A JIGSAW activity is a student-directed, cooperative-learning technique that gives students the opportunity to specialize in one aspect of a topic, master the topic, and teach the material to their classmates. Asking students to work together in a jigsaw builds comprehension, encourages cooperation, and improves communication and problem-solving skills. Additionally, it places the responsibility of the learning on the student. This activity works great for introducing a new topic, like the 7 steps of CSI.
How does the JIGSAW work?
A traditional jigsaw activity starts with a concept or topic that you want to teach. For this blog post, I am using the Steps of Crime Scene Investigation. Begin by dividing the concept into 6-8 smaller topics. Since there are 7 steps of crime scene investigation, I created posters for each of the 7 topics that my students would need to learn about.
I started the class period by dividing my students. It works best if there are 3-4 students for EACH topic. These groups were the “expert groups” of the jigsaw. I prepared a guided notes sheet to help students gather information for each topic. Here is an example of what I wanted my experts to know about each topic. Each expert group used the internet and textbooks to answer the guided questions.
While the students worked, I walked around to each group and assigned each group member a different color. For example, for a group of 4, I assigned each student one of the following colors: blue, red, yellow, green.

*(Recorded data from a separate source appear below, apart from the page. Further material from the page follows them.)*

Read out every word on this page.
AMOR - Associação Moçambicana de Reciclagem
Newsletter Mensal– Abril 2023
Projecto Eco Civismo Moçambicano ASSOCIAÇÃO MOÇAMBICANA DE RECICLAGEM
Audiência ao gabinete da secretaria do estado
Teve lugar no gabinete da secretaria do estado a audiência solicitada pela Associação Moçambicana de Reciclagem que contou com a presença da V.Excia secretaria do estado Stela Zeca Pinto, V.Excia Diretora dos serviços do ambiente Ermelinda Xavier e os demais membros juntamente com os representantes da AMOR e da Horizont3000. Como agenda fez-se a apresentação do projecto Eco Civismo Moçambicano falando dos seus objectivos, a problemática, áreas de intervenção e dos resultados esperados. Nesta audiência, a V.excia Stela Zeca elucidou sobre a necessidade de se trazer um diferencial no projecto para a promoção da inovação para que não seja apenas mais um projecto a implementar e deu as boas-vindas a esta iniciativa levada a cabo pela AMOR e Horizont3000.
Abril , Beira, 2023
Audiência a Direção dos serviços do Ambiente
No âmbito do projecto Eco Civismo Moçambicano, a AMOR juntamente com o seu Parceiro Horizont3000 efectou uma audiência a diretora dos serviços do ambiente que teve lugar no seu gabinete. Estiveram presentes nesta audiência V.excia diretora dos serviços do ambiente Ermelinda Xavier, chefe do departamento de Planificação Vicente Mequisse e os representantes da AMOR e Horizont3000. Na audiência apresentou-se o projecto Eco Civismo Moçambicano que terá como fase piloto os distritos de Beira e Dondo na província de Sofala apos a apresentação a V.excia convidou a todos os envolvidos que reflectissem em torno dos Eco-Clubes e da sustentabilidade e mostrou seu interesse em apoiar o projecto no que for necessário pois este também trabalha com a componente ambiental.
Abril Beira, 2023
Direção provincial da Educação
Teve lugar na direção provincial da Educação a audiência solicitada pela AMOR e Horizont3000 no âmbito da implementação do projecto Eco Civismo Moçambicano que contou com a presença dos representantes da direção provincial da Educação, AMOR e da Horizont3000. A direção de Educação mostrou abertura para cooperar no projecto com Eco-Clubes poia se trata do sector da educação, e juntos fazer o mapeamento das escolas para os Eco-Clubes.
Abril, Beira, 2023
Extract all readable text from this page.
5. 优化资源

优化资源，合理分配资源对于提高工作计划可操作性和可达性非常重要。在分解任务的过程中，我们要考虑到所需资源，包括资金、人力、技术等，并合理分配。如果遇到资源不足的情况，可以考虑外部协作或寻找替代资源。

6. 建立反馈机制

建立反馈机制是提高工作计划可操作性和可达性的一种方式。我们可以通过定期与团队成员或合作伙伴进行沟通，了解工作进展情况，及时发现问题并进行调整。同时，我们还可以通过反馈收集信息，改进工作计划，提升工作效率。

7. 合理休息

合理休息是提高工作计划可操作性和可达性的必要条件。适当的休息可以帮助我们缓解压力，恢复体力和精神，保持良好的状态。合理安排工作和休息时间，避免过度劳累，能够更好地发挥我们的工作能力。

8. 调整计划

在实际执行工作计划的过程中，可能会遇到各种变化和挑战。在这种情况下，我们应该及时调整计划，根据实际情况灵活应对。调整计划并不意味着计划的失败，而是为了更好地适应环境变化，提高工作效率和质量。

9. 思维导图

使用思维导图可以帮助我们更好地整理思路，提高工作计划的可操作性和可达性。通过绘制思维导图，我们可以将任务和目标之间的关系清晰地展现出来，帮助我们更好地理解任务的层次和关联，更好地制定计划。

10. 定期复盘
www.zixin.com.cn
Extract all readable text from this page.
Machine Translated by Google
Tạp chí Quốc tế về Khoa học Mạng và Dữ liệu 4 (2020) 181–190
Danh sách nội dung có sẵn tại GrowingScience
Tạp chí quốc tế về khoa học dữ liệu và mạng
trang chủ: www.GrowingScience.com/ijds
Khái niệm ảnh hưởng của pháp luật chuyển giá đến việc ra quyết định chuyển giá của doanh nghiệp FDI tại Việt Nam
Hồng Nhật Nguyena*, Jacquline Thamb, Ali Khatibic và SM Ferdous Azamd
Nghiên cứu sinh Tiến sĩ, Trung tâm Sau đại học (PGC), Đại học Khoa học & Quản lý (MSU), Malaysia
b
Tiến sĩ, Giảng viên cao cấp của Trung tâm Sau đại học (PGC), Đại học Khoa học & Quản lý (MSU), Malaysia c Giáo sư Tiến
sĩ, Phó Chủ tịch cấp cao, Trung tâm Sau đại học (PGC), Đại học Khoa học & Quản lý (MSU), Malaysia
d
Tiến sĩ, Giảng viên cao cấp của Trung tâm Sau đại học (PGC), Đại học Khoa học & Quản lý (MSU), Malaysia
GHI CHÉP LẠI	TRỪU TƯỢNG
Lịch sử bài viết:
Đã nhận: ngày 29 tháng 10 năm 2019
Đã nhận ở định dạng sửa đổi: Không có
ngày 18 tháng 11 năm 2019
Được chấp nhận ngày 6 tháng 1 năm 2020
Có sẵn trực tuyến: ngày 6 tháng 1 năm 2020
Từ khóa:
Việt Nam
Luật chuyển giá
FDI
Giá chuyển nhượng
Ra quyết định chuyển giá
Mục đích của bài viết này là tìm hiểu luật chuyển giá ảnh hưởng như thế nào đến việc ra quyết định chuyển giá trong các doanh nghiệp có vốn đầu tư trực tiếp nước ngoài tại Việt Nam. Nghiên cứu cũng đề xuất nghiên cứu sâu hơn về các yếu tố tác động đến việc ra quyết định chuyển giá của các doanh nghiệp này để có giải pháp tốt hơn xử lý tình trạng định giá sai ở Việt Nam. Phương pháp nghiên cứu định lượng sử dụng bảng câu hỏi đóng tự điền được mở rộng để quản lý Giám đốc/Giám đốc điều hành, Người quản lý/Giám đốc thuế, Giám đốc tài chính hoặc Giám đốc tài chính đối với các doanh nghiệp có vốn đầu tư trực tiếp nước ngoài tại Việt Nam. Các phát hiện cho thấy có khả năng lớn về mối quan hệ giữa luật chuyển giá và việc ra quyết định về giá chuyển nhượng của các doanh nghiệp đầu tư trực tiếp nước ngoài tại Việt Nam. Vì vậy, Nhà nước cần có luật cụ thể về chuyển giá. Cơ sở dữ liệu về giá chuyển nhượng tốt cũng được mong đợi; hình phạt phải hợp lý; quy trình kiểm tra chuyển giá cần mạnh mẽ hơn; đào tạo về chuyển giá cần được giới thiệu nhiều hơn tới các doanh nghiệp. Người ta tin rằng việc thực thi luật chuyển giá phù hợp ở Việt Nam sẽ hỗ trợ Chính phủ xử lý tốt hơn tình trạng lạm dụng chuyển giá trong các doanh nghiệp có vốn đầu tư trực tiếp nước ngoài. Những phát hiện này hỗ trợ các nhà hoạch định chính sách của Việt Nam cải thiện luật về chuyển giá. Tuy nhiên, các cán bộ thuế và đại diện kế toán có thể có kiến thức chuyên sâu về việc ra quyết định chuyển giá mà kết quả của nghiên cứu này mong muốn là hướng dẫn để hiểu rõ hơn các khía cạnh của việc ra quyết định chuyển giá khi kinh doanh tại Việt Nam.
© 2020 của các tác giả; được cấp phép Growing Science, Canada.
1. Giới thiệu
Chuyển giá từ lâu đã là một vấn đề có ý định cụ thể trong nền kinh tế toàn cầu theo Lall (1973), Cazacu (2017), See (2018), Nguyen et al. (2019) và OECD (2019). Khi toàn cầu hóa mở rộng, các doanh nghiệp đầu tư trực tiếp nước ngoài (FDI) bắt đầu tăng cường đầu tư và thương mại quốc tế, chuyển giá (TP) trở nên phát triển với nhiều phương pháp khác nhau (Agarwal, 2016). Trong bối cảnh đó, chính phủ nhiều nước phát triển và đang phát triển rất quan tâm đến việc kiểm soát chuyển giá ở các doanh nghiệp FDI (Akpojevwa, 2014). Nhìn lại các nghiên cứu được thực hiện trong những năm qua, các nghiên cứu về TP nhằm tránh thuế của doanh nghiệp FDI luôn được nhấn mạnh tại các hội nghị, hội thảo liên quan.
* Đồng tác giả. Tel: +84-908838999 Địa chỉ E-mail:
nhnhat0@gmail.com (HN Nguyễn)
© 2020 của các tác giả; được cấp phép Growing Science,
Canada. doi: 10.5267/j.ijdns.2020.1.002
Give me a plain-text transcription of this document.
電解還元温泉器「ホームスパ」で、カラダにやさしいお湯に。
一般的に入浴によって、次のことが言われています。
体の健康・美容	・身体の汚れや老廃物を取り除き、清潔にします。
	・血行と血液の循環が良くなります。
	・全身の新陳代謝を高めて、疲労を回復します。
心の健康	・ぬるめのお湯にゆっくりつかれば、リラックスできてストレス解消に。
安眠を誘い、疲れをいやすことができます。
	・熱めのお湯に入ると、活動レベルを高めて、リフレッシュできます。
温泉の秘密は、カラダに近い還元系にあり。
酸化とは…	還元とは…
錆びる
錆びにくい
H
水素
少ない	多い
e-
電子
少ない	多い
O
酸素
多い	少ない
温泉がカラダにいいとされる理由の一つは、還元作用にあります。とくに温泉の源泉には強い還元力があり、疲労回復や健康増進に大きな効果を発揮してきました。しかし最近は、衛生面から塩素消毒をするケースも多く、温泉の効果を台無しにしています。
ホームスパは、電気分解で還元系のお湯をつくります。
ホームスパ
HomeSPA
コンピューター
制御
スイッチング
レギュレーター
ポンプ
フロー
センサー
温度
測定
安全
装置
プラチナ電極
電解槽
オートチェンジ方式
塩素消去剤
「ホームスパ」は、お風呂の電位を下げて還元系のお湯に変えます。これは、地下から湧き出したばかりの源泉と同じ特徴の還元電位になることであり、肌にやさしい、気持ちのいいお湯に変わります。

After about 15 minutes, I broke the students into their “jigsaw” groups. There were four total jigsaw groups (red, blue, green, and yellow). Each group was comprised of one person from each of the 7 “expert” groups. Each person took turns sharing their knowledge with their jigsaw group. As they shared, group members completed this notes packet.
This activity takes about 40-45 minutes to complete from start to finish. If you are interested in grabbing my ready-to-go version of this activity, click HERE.
I hope today’s blog post has provided you with a simple, yet effective strategy for Teaching the Steps of Crime Scene Investigation in Forensics.